The Snowy Owl jumps to mind, but really if I were willing to go to it (i.e., travel roughly 75 km to the known good spot some winter day), I'd probably have seen one by now. I want one to come to me. (See answer to question 4) If I'd been asked before this summer I might have said the Ovenbird, so often heard, and yet never seen, by me. But this season one popped up very kindly and let me have a good look. I guess I'll have to get a new one.

6. Who is your favorite birder? and why?

Not sure how to answer this. Like John I usually go out alone, but I have enjoyed the people I went out with on all the Christmas Bird Counts I've done. And I was helped a great deal by some very experienced birders I met through the Breeding Atlas, particularly John Blaney, with whom I spent a very productive morning in Vanderwater Conservation Area a few years ago. Then there's Terry Sprague; I haven't been out with him, but have gotten lots of help from him over the years in narrowing down identifications, etc.

7. Do you tell non-birders you are a birder? What do they say to you when they find out?

I don't know that I've said to anyone that I am a birder. But lots of people know, one way and another, at least that I watch the birds. When it comes up, they either say little or nothing, "Oh, yes?" Or they ask me about a bird they've seen.

Thanks, John (and Cogresha). Good questions--got me to try to articulate some of the things I've been thinking about lately.
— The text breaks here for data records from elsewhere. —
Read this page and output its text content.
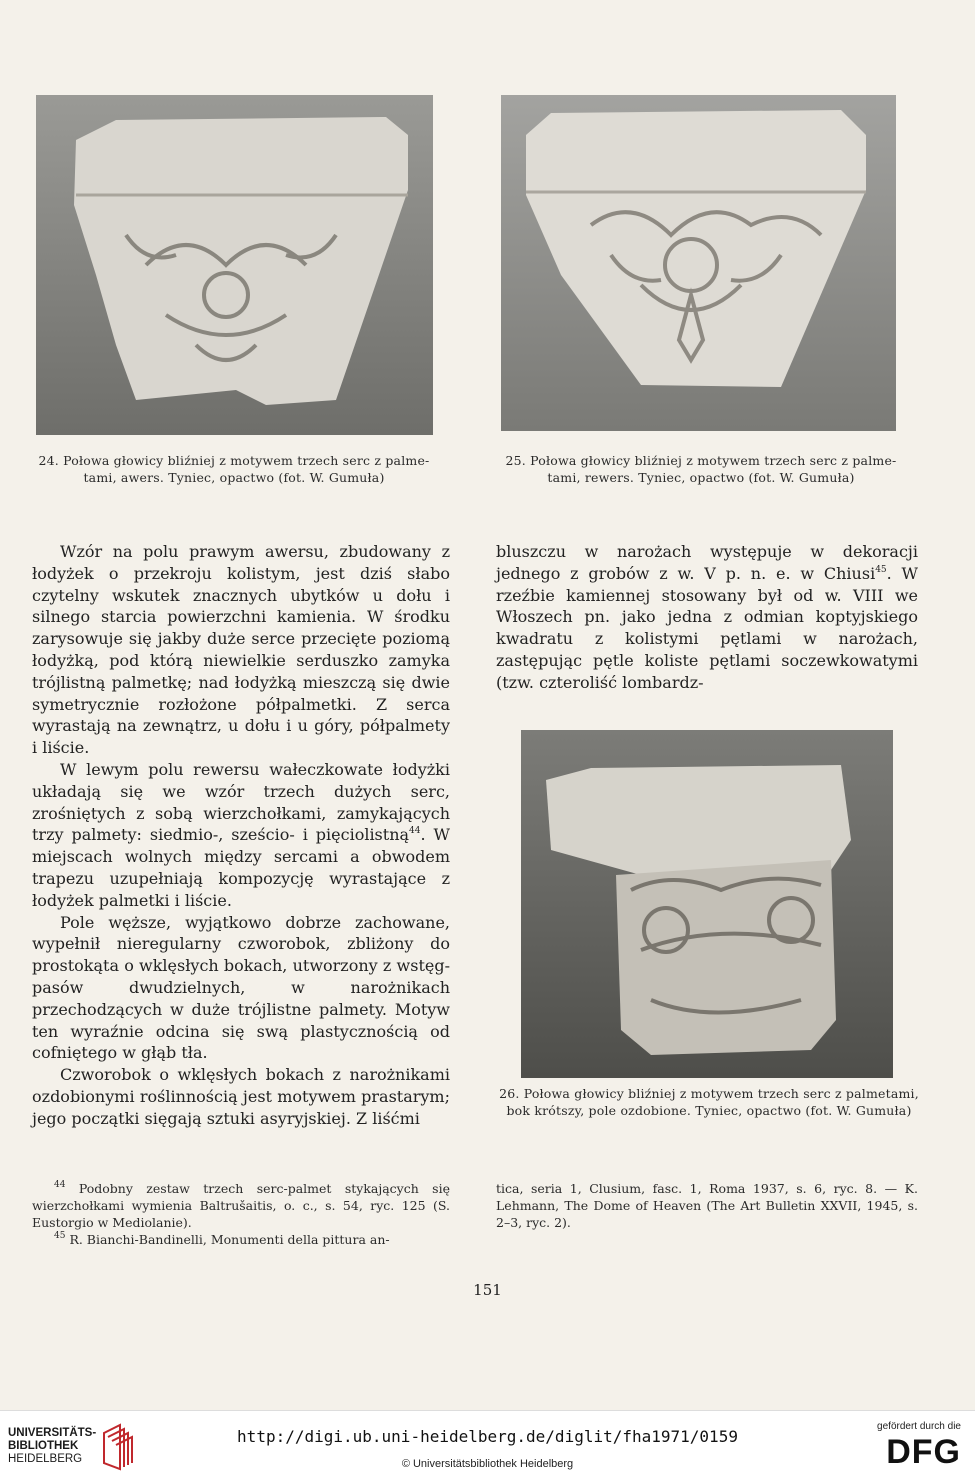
24. Połowa głowicy bliźniej z motywem trzech serc z palme-
tami, awers. Tyniec, opactwo (fot. W. Gumuła)
25. Połowa głowicy bliźniej z motywem trzech serc z palme-
tami, rewers. Tyniec, opactwo (fot. W. Gumuła)

Wzór na polu prawym awersu, zbudowany z łodyżek o przekroju kolistym, jest dziś słabo czytelny wskutek znacznych ubytków u dołu i silnego starcia powierzchni kamienia. W środku zarysowuje się jakby duże serce przecięte poziomą łodyżką, pod którą niewielkie serduszko zamyka trójlistną palmetkę; nad łodyżką mieszczą się dwie symetrycznie rozłożone półpalmetki. Z serca wyrastają na zewnątrz, u dołu i u góry, półpalmety i liście.

W lewym polu rewersu wałeczkowate łodyżki układają się we wzór trzech dużych serc, zrośniętych z sobą wierzchołkami, zamykających trzy palmety: siedmio-, sześcio- i pięciolistną$^{44}$. W miejscach wolnych między sercami a obwodem trapezu uzupełniają kompozycję wyrastające z łodyżek palmetki i liście.

Pole węższe, wyjątkowo dobrze zachowane, wypełnił nieregularny czworobok, zbliżony do prostokąta o wklęsłych bokach, utworzony z wstęg-pasów dwudzielnych, w narożnikach przechodzących w duże trójlistne palmety. Motyw ten wyraźnie odcina się swą plastycznością od cofniętego w głąb tła.

Czworobok o wklęsłych bokach z narożnikami ozdobionymi roślinnością jest motywem prastarym; jego początki sięgają sztuki asyryjskiej. Z liśćmi

bluszczu w narożach występuje w dekoracji jednego z grobów z w. V p. n. e. w Chiusi$^{45}$. W rzeźbie kamiennej stosowany był od w. VIII we Włoszech pn. jako jedna z odmian koptyjskiego kwadratu z kolistymi pętlami w narożach, zastępując pętle koliste pętlami soczewkowatymi (tzw. czteroliść lombardz-

26. Połowa głowicy bliźniej z motywem trzech serc z palmetami,
bok krótszy, pole ozdobione. Tyniec, opactwo (fot. W. Gumuła)

$^{44}$ Podobny zestaw trzech serc-palmet stykających się wierzchołkami wymienia Baltrušaitis, o. c., s. 54, ryc. 125 (S. Eustorgio w Mediolanie).

$^{45}$ R. Bianchi-Bandinelli, Monumenti della pittura an-

tica, seria 1, Clusium, fasc. 1, Roma 1937, s. 6, ryc. 8. — K. Lehmann, The Dome of Heaven (The Art Bulletin XXVII, 1945, s. 2–3, ryc. 2).

151
UNIVERSITÄTS-
BIBLIOTHEK
HEIDELBERG
http://digi.ub.uni-heidelberg.de/diglit/fha1971/0159
© Universitätsbibliothek Heidelberg
gefördert durch die
DFG
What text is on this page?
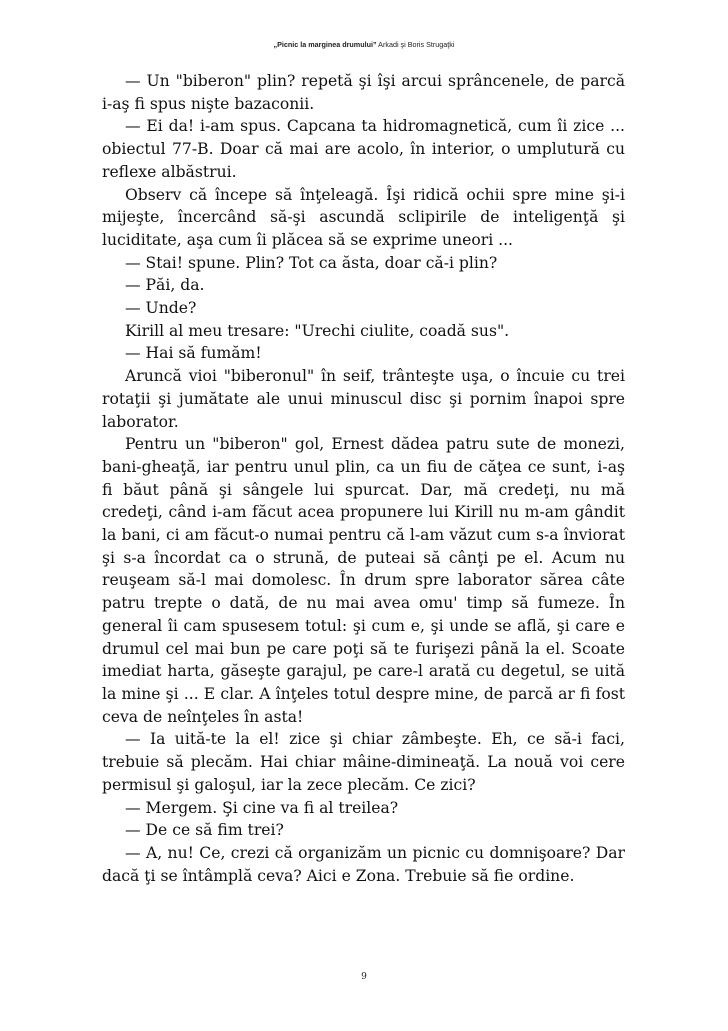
„Picnic la marginea drumului” Arkadi şi Boris Strugaţki

— Un "biberon" plin? repetă şi îşi arcui sprâncenele, de parcă i-aş fi spus nişte bazaconii.

— Ei da! i-am spus. Capcana ta hidromagnetică, cum îi zice ... obiectul 77-B. Doar că mai are acolo, în interior, o umplutură cu reflexe albăstrui.

Observ că începe să înţeleagă. Îşi ridică ochii spre mine şi-i mijeşte, încercând să-şi ascundă sclipirile de inteligenţă şi luciditate, aşa cum îi plăcea să se exprime uneori ...

— Stai! spune. Plin? Tot ca ăsta, doar că-i plin?

— Păi, da.

— Unde?

Kirill al meu tresare: "Urechi ciulite, coadă sus".

— Hai să fumăm!

Aruncă vioi "biberonul" în seif, trânteşte uşa, o încuie cu trei rotaţii şi jumătate ale unui minuscul disc şi pornim înapoi spre laborator.

Pentru un "biberon" gol, Ernest dădea patru sute de monezi, bani-gheaţă, iar pentru unul plin, ca un fiu de căţea ce sunt, i-aş fi băut până şi sângele lui spurcat. Dar, mă credeţi, nu mă credeţi, când i-am făcut acea propunere lui Kirill nu m-am gândit la bani, ci am făcut-o numai pentru că l-am văzut cum s-a înviorat şi s-a încordat ca o strună, de puteai să cânţi pe el. Acum nu reuşeam să-l mai domolesc. În drum spre laborator sărea câte patru trepte o dată, de nu mai avea omu' timp să fumeze. În general îi cam spusesem totul: şi cum e, şi unde se află, şi care e drumul cel mai bun pe care poţi să te furişezi până la el. Scoate imediat harta, găseşte garajul, pe care-l arată cu degetul, se uită la mine şi ... E clar. A înţeles totul despre mine, de parcă ar fi fost ceva de neînţeles în asta!

— Ia uită-te la el! zice şi chiar zâmbeşte. Eh, ce să-i faci, trebuie să plecăm. Hai chiar mâine-dimineaţă. La nouă voi cere permisul şi galoşul, iar la zece plecăm. Ce zici?

— Mergem. Şi cine va fi al treilea?

— De ce să fim trei?

— A, nu! Ce, crezi că organizăm un picnic cu domnişoare? Dar dacă ţi se întâmplă ceva? Aici e Zona. Trebuie să fie ordine.

9
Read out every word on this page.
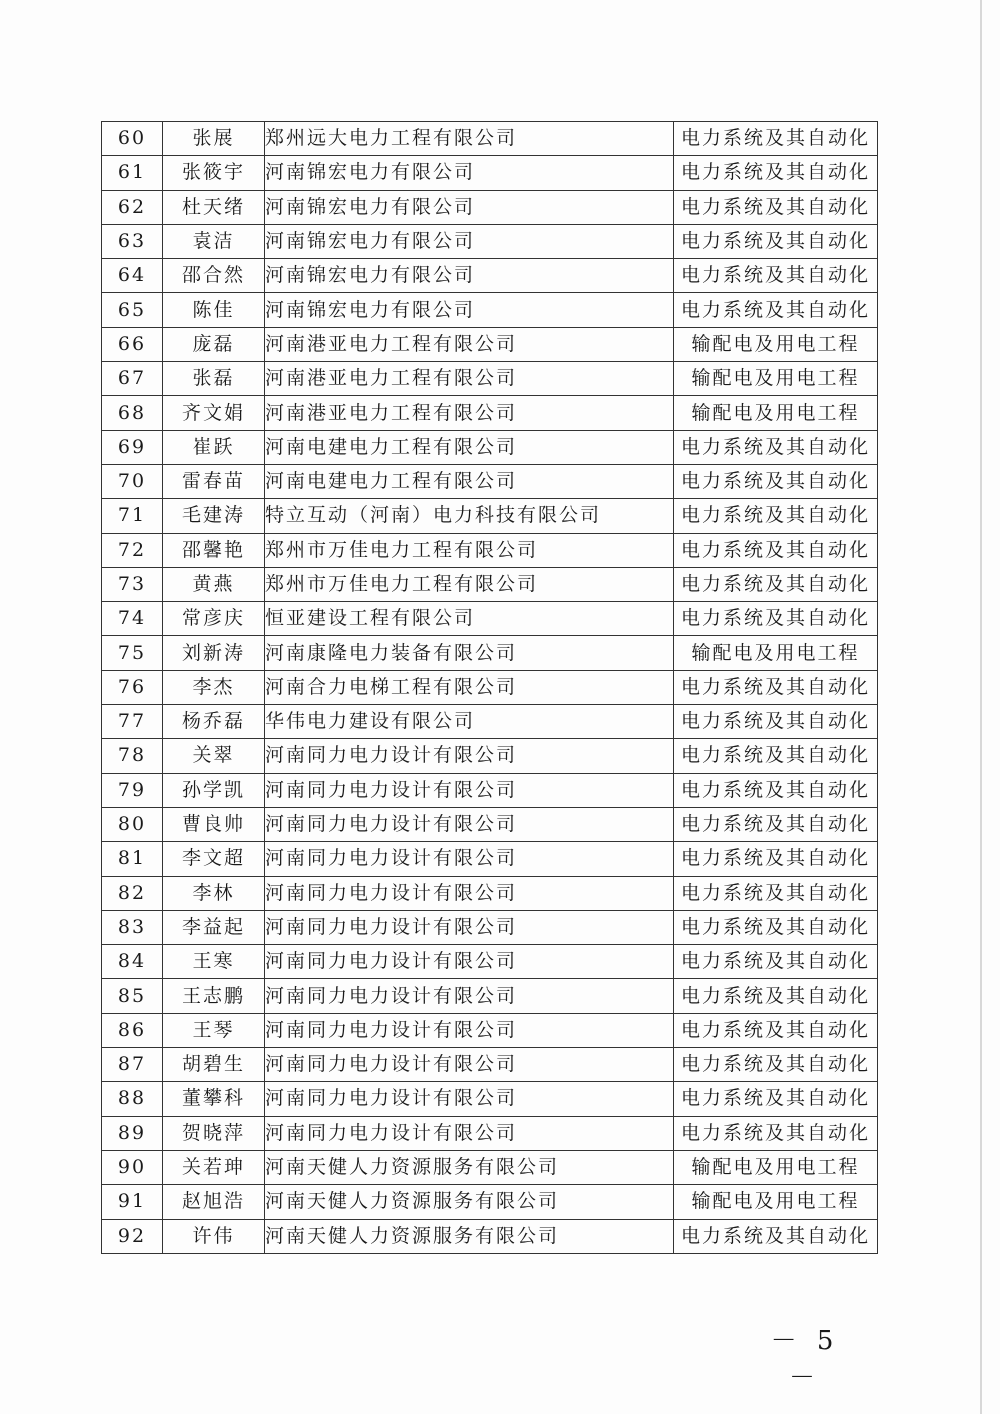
60	张展	郑州远大电力工程有限公司	电力系统及其自动化
61	张筱宇	河南锦宏电力有限公司	电力系统及其自动化
62	杜天绪	河南锦宏电力有限公司	电力系统及其自动化
63	袁洁	河南锦宏电力有限公司	电力系统及其自动化
64	邵合然	河南锦宏电力有限公司	电力系统及其自动化
65	陈佳	河南锦宏电力有限公司	电力系统及其自动化
66	庞磊	河南港亚电力工程有限公司	输配电及用电工程
67	张磊	河南港亚电力工程有限公司	输配电及用电工程
68	齐文娟	河南港亚电力工程有限公司	输配电及用电工程
69	崔跃	河南电建电力工程有限公司	电力系统及其自动化
70	雷春苗	河南电建电力工程有限公司	电力系统及其自动化
71	毛建涛	特立互动（河南）电力科技有限公司	电力系统及其自动化
72	邵馨艳	郑州市万佳电力工程有限公司	电力系统及其自动化
73	黄燕	郑州市万佳电力工程有限公司	电力系统及其自动化
74	常彦庆	恒亚建设工程有限公司	电力系统及其自动化
75	刘新涛	河南康隆电力装备有限公司	输配电及用电工程
76	李杰	河南合力电梯工程有限公司	电力系统及其自动化
77	杨乔磊	华伟电力建设有限公司	电力系统及其自动化
78	关翠	河南同力电力设计有限公司	电力系统及其自动化
79	孙学凯	河南同力电力设计有限公司	电力系统及其自动化
80	曹良帅	河南同力电力设计有限公司	电力系统及其自动化
81	李文超	河南同力电力设计有限公司	电力系统及其自动化
82	李林	河南同力电力设计有限公司	电力系统及其自动化
83	李益起	河南同力电力设计有限公司	电力系统及其自动化
84	王寒	河南同力电力设计有限公司	电力系统及其自动化
85	王志鹏	河南同力电力设计有限公司	电力系统及其自动化
86	王琴	河南同力电力设计有限公司	电力系统及其自动化
87	胡碧生	河南同力电力设计有限公司	电力系统及其自动化
88	董攀科	河南同力电力设计有限公司	电力系统及其自动化
89	贺晓萍	河南同力电力设计有限公司	电力系统及其自动化
90	关若珅	河南天健人力资源服务有限公司	输配电及用电工程
91	赵旭浩	河南天健人力资源服务有限公司	输配电及用电工程
92	许伟	河南天健人力资源服务有限公司	电力系统及其自动化
－ 5 －
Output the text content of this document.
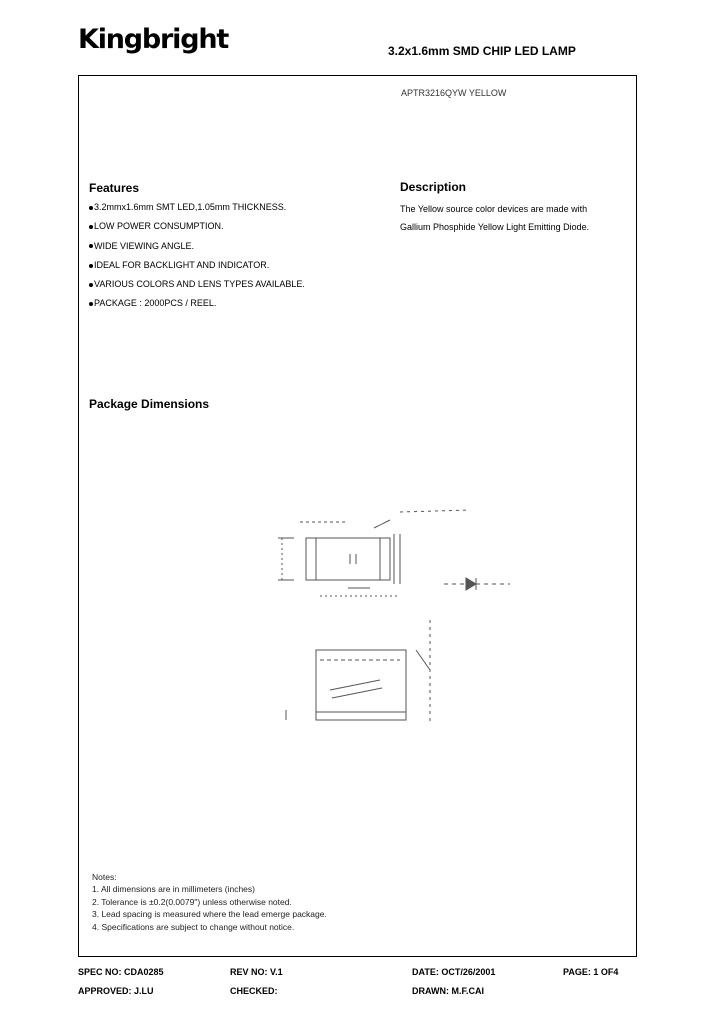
Kingbright	3.2x1.6mm SMD CHIP LED LAMP
APTR3216QYW YELLOW
Features
3.2mmx1.6mm SMT LED,1.05mm THICKNESS.
LOW POWER CONSUMPTION.
WIDE VIEWING ANGLE.
IDEAL FOR BACKLIGHT AND INDICATOR.
VARIOUS COLORS AND LENS TYPES AVAILABLE.
PACKAGE : 2000PCS / REEL.
Description
The Yellow source color devices are made with
Gallium Phosphide Yellow Light Emitting Diode.
Package Dimensions
Notes:
1. All dimensions are in millimeters (inches)
2. Tolerance is ±0.2(0.0079") unless otherwise noted.
3. Lead spacing is measured where the lead emerge package.
4. Specifications are subject to change without notice.
SPEC NO: CDA0285	REV NO: V.1	DATE: OCT/26/2001	PAGE: 1 OF4
APPROVED: J.LU	CHECKED:	DRAWN: M.F.CAI
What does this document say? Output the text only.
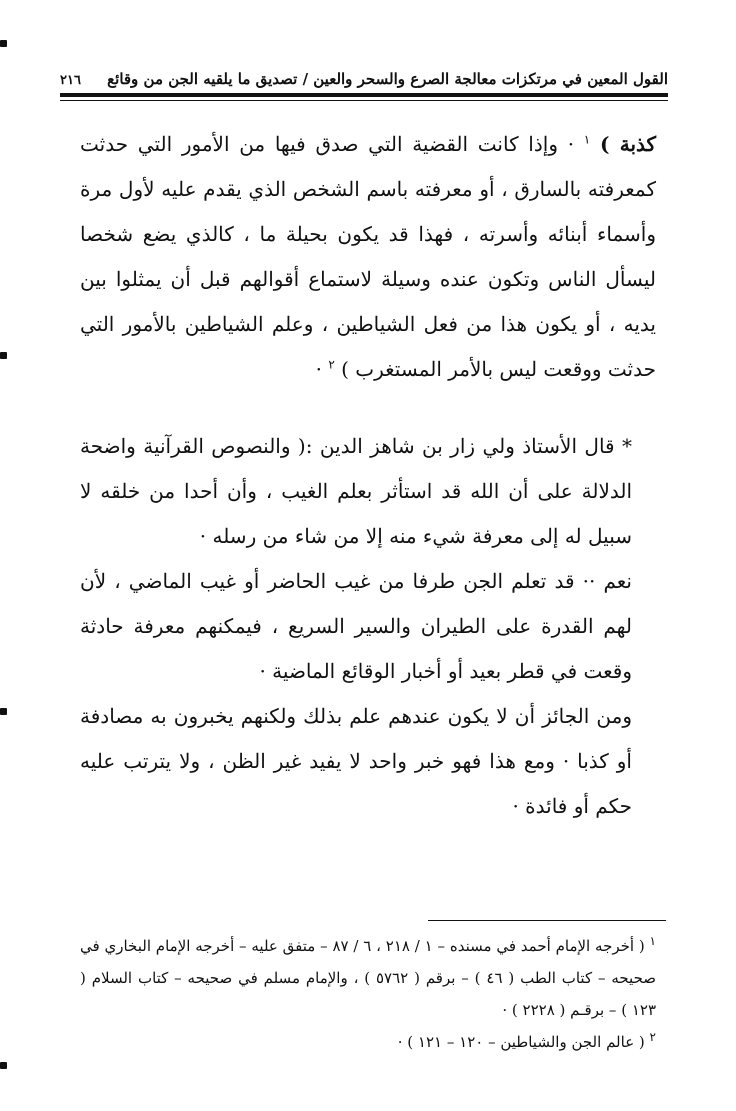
القول المعين في مرتكزات معالجة الصرع والسحر والعين / تصديق ما يلقيه الجن من وقائع
٢١٦

كذبة ) $^١$ · وإذا كانت القضية التي صدق فيها من الأمور التي حدثت كمعرفته بالسارق ، أو معرفته باسم الشخص الذي يقدم عليه لأول مرة وأسماء أبنائه وأسرته ، فهذا قد يكون بحيلة ما ، كالذي يضع شخصا ليسأل الناس وتكون عنده وسيلة لاستماع أقوالهم قبل أن يمثلوا بين يديه ، أو يكون هذا من فعل الشياطين ، وعلم الشياطين بالأمور التي حدثت ووقعت ليس بالأمر المستغرب ) $^٢$ ·

* قال الأستاذ ولي زار بن شاهز الدين :( والنصوص القرآنية واضحة الدلالة على أن الله قد استأثر بعلم الغيب ، وأن أحدا من خلقه لا سبيل له إلى معرفة شيء منه إلا من شاء من رسله ·

نعم ·· قد تعلم الجن طرفا من غيب الحاضر أو غيب الماضي ، لأن لهم القدرة على الطيران والسير السريع ، فيمكنهم معرفة حادثة وقعت في قطر بعيد أو أخبار الوقائع الماضية ·

ومن الجائز أن لا يكون عندهم علم بذلك ولكنهم يخبرون به مصادفة أو كذبا · ومع هذا فهو خبر واحد لا يفيد غير الظن ، ولا يترتب عليه حكم أو فائدة ·

$^١$ ( أخرجه الإمام أحمد في مسنده – ١ / ٢١٨ ، ٦ / ٨٧ – متفق عليه – أخرجه الإمام البخاري في صحيحه – كتاب الطب ( ٤٦ ) – برقم ( ٥٧٦٢ ) ، والإمام مسلم في صحيحه – كتاب السلام ( ١٢٣ ) – برقـم ( ٢٢٢٨ ) ·

$^٢$ ( عالم الجن والشياطين – ١٢٠ – ١٢١ ) ·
So now to tag: Crafty Gardener, Duncan, and Granny J. I really want to know what the coolest bird you've ever seen from home is, and why.

Earth House Hold is keeping a list of links to everyone who catches this meme.

But also, be sure to check out the 56th Edition of I and the Bird, over at Big Spring Birds for more birder talk, bird stories, and to get ready for summer's end.

I and the Bird


John B. said...

I'm always impressed by the birds you can see from your yard!

Granny J said...

Hi -- I did my best -- answered the first question, but had to let the others go by, since I'm not really a birder!

Linda said...

I just saw this post, so will do my best to answer the questions. I'm not sure I'm a true birder, but I certainly enjoy all the feathered friends in and around our gardens.